The debate surrounding a government fund paid out universally to citizens began in 483 BCE, with the discovery of a seam of silver in the mines at Laurium. Two competing statesmen, Aristides and Themistocles, enemies since boyhood, proposed to either distribute the newfound wealth among all 30,000 citizens, in regular and equal payments, or to expand the navy. In the end, the Athenian Assembly voted to keep the war machine running.

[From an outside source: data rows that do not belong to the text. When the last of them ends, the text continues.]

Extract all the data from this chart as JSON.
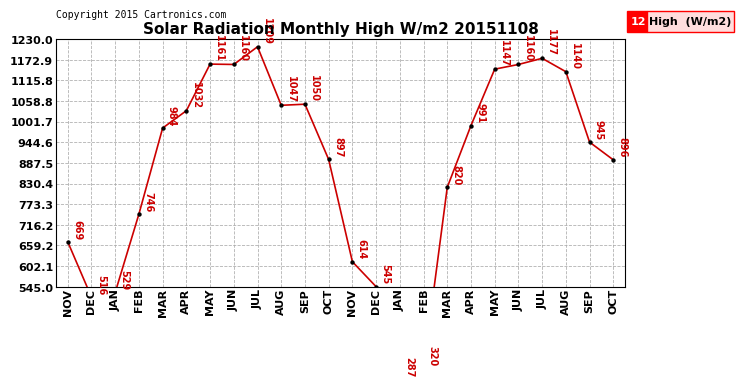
{
  "title": "Solar Radiation Monthly High W/m2 20151108",
  "copyright": "Copyright 2015 Cartronics.com",
  "legend_label": "High  (W/m2)",
  "legend_value": "12",
  "categories": [
    "NOV",
    "DEC",
    "JAN",
    "FEB",
    "MAR",
    "APR",
    "MAY",
    "JUN",
    "JUL",
    "AUG",
    "SEP",
    "OCT",
    "NOV",
    "DEC",
    "JAN",
    "FEB",
    "MAR",
    "APR",
    "MAY",
    "JUN",
    "JUL",
    "AUG",
    "SEP",
    "OCT"
  ],
  "values": [
    669,
    516,
    529,
    746,
    984,
    1032,
    1161,
    1160,
    1209,
    1047,
    1050,
    897,
    614,
    545,
    287,
    320,
    820,
    991,
    1147,
    1160,
    1177,
    1140,
    945,
    896
  ],
  "ylim": [
    545.0,
    1230.0
  ],
  "yticks": [
    545.0,
    602.1,
    659.2,
    716.2,
    773.3,
    830.4,
    887.5,
    944.6,
    1001.7,
    1058.8,
    1115.8,
    1172.9,
    1230.0
  ],
  "line_color": "#cc0000",
  "marker_color": "#000000",
  "label_color": "#cc0000",
  "bg_color": "#ffffff",
  "grid_color": "#aaaaaa",
  "title_fontsize": 11,
  "label_fontsize": 7,
  "tick_fontsize": 8,
  "copyright_fontsize": 7
}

While researching for this blog, I’ve often come across this anecdote by both proponents and skeptics of universal basic income. Those opposed often extend the historical musing another three years, and proclaim it’s those same ships – 200 triremes, to be exact – lead by Themistocles, which defeated the Persians at Salamis. More of a pyrrhic victory for UBI supporters, who float the question… well, where’s Athens now?
Disregarding partisanship, the story still raises interesting questions about the opportunity costs associated with government spending. Like, who should benefit from a windfall? Alaska’s Permanent Fund is probably the most analogous modern example. Funded through oil revenues, the state-owned Alaska Permanent Fund Corporation provides an annual social dividend to all adult residents. Colloquially known as “the third rail of Alaskan politics” – because if you touch it, you’ll die – the program has proved to be massively popular.
Established thirty years ago, one can only imagine what else Alaska may have done with the fund’s cash. Maybe they read their Heraclitus.